Even the city of Atlanta, in its own small way, managed to get in on the
feeding frenzy.  Restaurants all over downtown posted "local" and "visitor"
prices, and guess what?  The "visitor" prices were a jacked-up rip-off.
 Nothing like a little southern hospitality to teach our foreign guests and
their fans a lesson in free-market economics.

The athletes, to their credit, managed for the most part to rise above the
consumerist hoopla, although watching the twenty-fifth replay of Michael
Johnson's amazing 200-meter sprint, I couldn't help but wonder how much Nike
paid him to wear those gold shoes.

A handful of our athletes, however, managed to create their own brand of
hoopla around their incalculable wealth, ego, and hubris.

Yes, while Amy Van Dyken, the women's soccer team, and other U.S. athletes
who accomplished something that actually mattered were stuck in traffic on
the shuttle back to the Olympic Village, Sir Charles & Co. were at Atlanta's
answer to the Four Seasons swapping investment tips and complaining about the
room service.  While others were actually competing, Shaq, Penny, and the
Admiral were slouching on the bench and sleepily gazing up at the clock, or
shuffling down the court and sleepily posting up against guys half their
size.  And while Reggie Miller is figuring out how to weld his gold medal to
the grille of his Rolls Royce, the majority of his fellow athletes will be
going back to school, or to monastic training regimens, or God forbid,
turning pro and hitting the public appearances circuit.
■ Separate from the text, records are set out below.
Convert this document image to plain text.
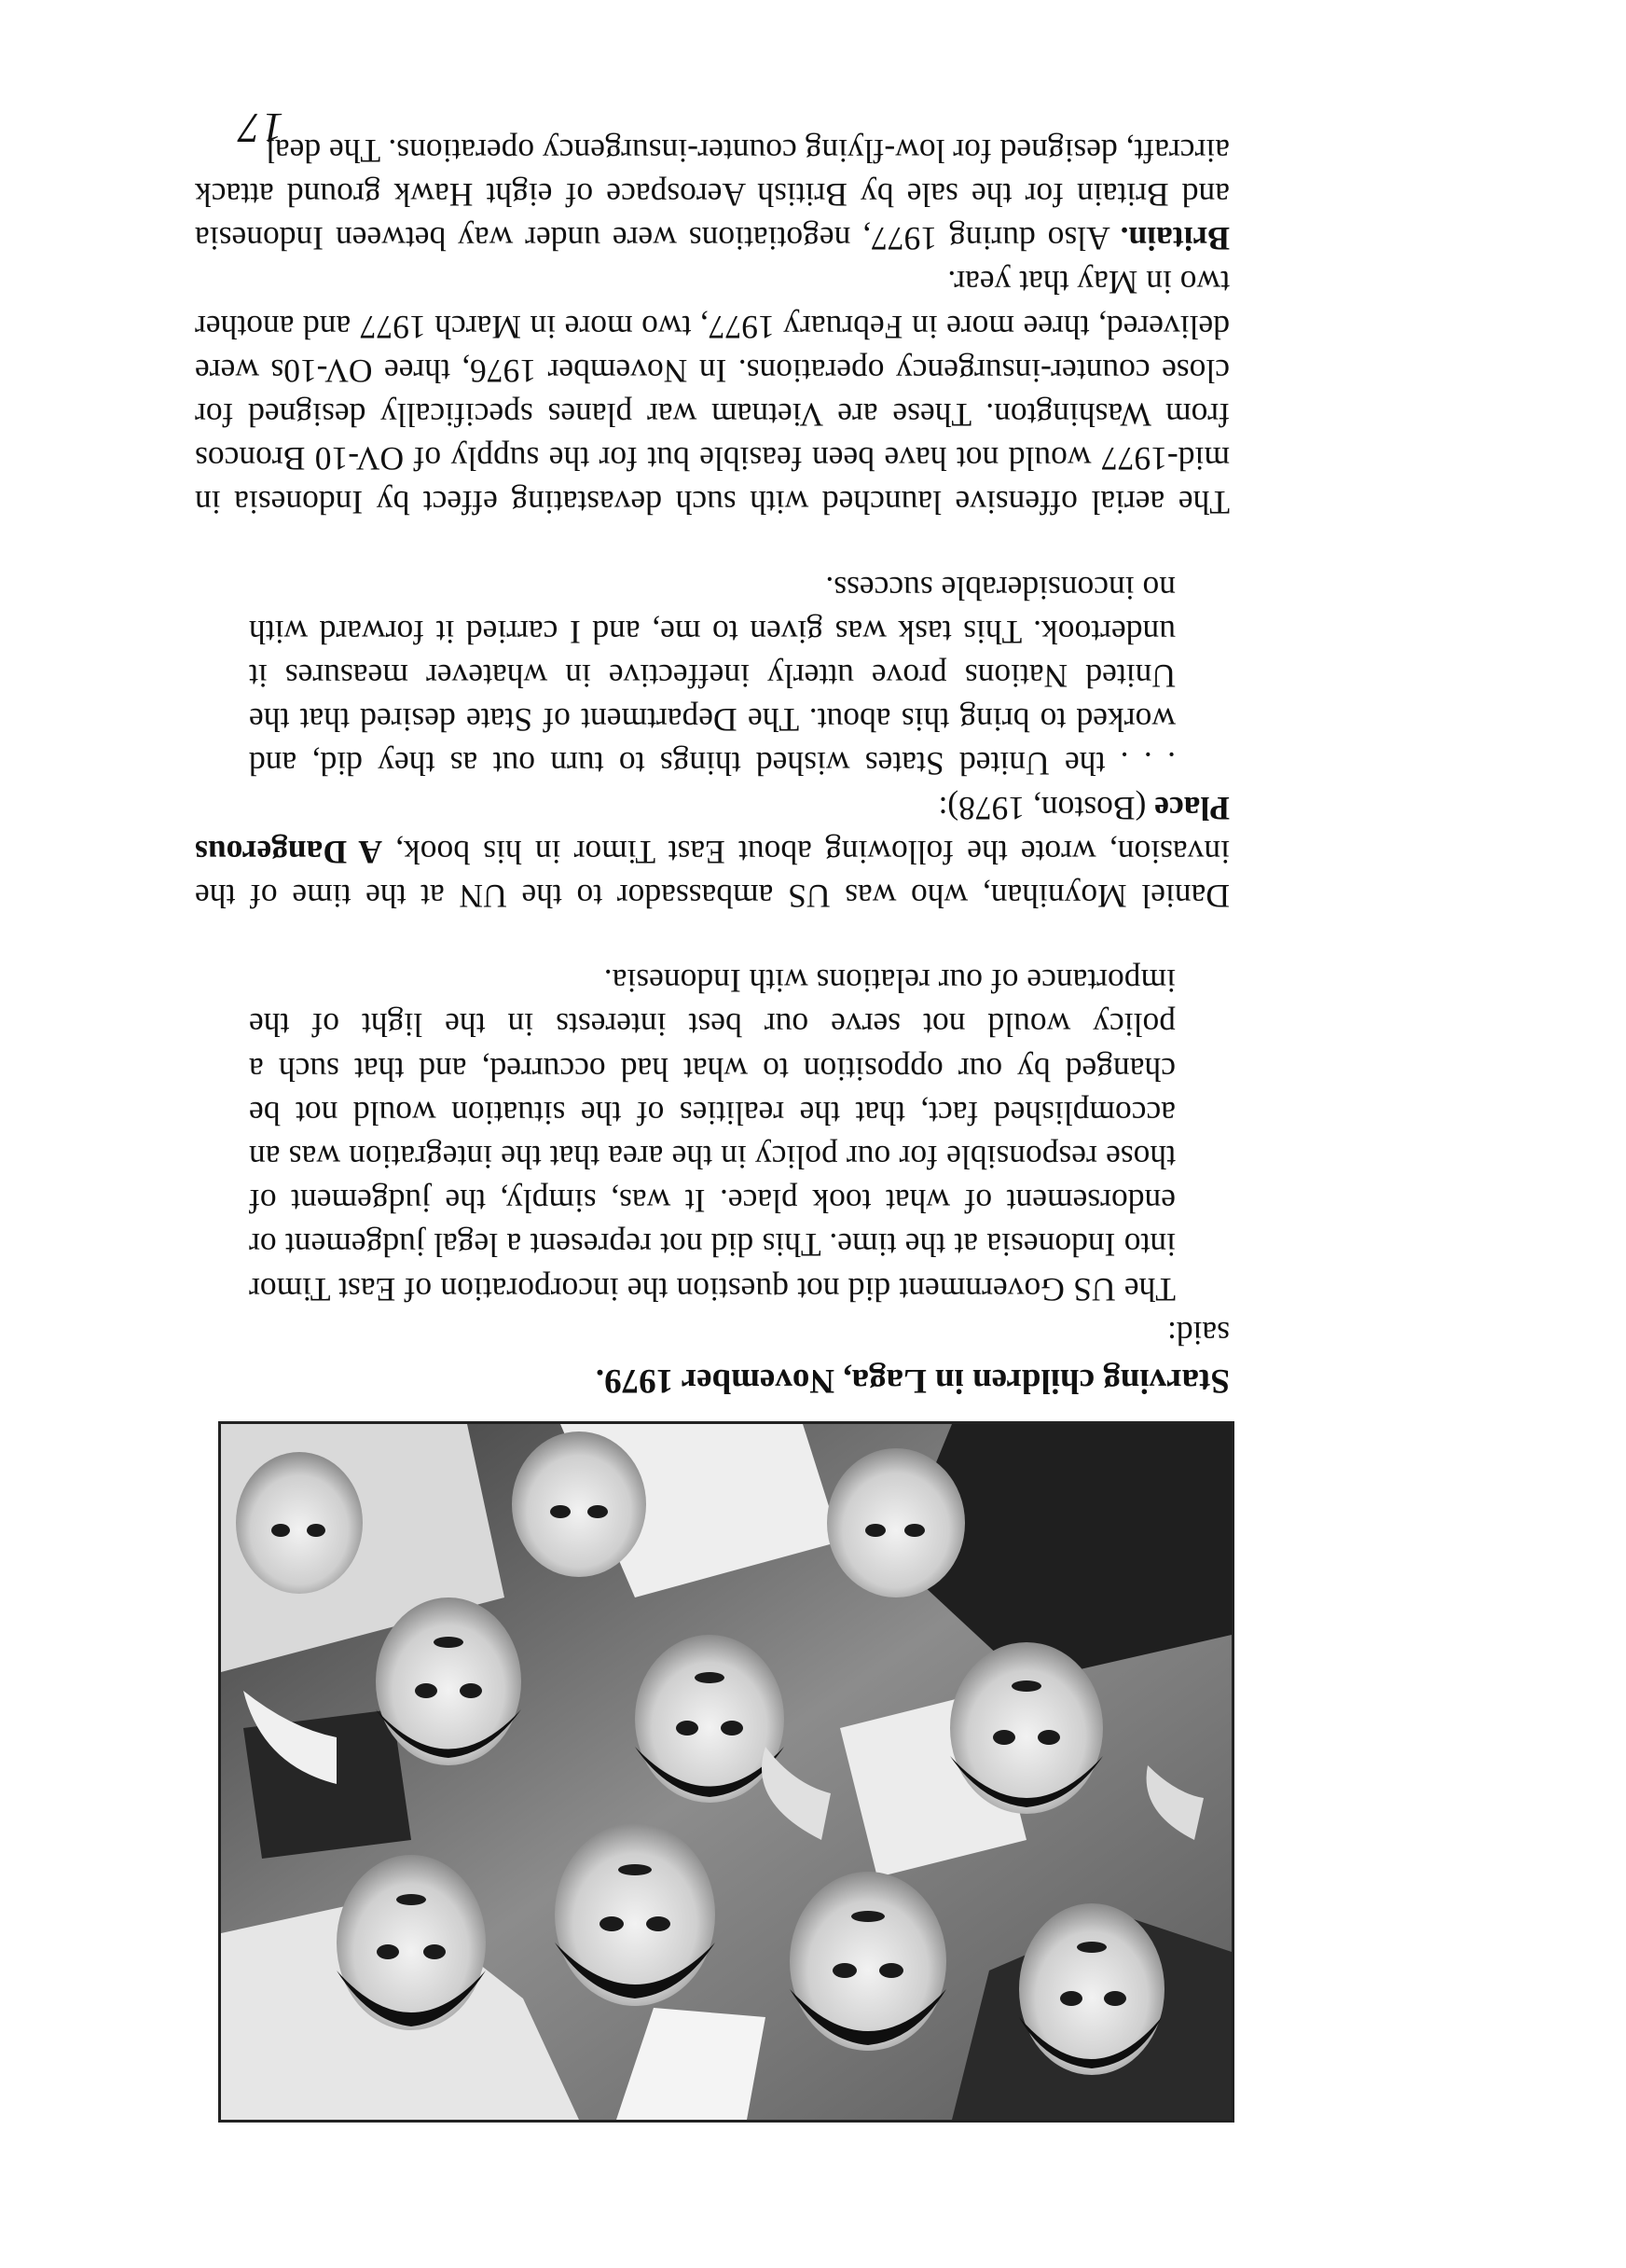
Starving children in Laga, November 1979.

said:

The US Government did not question the incorporation of East Timor into Indonesia at the time. This did not represent a legal judgement or endorsement of what took place. It was, simply, the judgement of those responsible for our policy in the area that the integration was an accomplished fact, that the realities of the situation would not be changed by our opposition to what had occurred, and that such a policy would not serve our best interests in the light of the importance of our relations with Indonesia.

Daniel Moynihan, who was US ambassador to the UN at the time of the invasion, wrote the following about East Timor in his book, A Dangerous Place (Boston, 1978):

. . . the United States wished things to turn out as they did, and worked to bring this about. The Department of State desired that the United Nations prove utterly ineffective in whatever measures it undertook. This task was given to me, and I carried it forward with no inconsiderable success.

The aerial offensive launched with such devastating effect by Indonesia in mid-1977 would not have been feasible but for the supply of OV-10 Broncos from Washington. These are Vietnam war planes specifically designed for close counter-insurgency operations. In November 1976, three OV-10s were delivered, three more in February 1977, two more in March 1977 and another two in May that year.

Britain. Also during 1977, negotiations were under way between Indonesia and Britain for the sale by British Aerospace of eight Hawk ground attack aircraft, designed for low-flying counter-insurgency operations. The deal

17
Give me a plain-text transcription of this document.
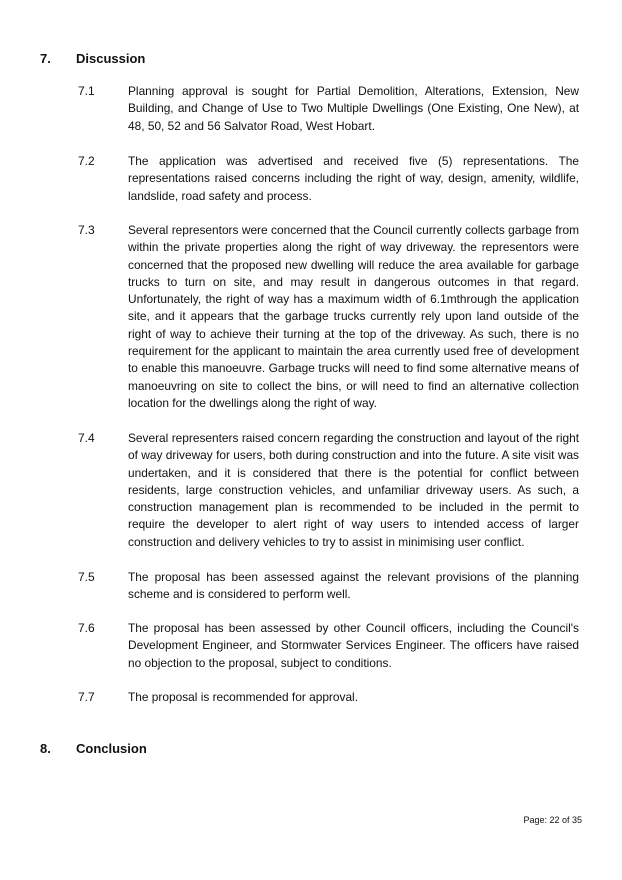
7. Discussion
7.1	Planning approval is sought for Partial Demolition, Alterations, Extension, New Building, and Change of Use to Two Multiple Dwellings (One Existing, One New), at 48, 50, 52 and 56 Salvator Road, West Hobart.
7.2	The application was advertised and received five (5) representations. The representations raised concerns including the right of way, design, amenity, wildlife, landslide, road safety and process.
7.3	Several representors were concerned that the Council currently collects garbage from within the private properties along the right of way driveway. the representors were concerned that the proposed new dwelling will reduce the area available for garbage trucks to turn on site, and may result in dangerous outcomes in that regard. Unfortunately, the right of way has a maximum width of 6.1mthrough the application site, and it appears that the garbage trucks currently rely upon land outside of the right of way to achieve their turning at the top of the driveway. As such, there is no requirement for the applicant to maintain the area currently used free of development to enable this manoeuvre. Garbage trucks will need to find some alternative means of manoeuvring on site to collect the bins, or will need to find an alternative collection location for the dwellings along the right of way.
7.4	Several representers raised concern regarding the construction and layout of the right of way driveway for users, both during construction and into the future. A site visit was undertaken, and it is considered that there is the potential for conflict between residents, large construction vehicles, and unfamiliar driveway users. As such, a construction management plan is recommended to be included in the permit to require the developer to alert right of way users to intended access of larger construction and delivery vehicles to try to assist in minimising user conflict.
7.5	The proposal has been assessed against the relevant provisions of the planning scheme and is considered to perform well.
7.6	The proposal has been assessed by other Council officers, including the Council's Development Engineer, and Stormwater Services Engineer. The officers have raised no objection to the proposal, subject to conditions.
7.7	The proposal is recommended for approval.
8. Conclusion
Page: 22 of 35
In return for almost permanently wrecking her ankle and winning the first
U.S. team gymnastics gold in something like forever, Kerri Strug gets the
chance to perhaps make one-fiftieth of Scottie Pippin's salary.  There's a
pervading sense that she's somehow selling out by saying goodbye to her
amateur status, but I say, more power to her.  In comparison to the greed we
saw on display at Atlanta '96, she's just making an honest buck.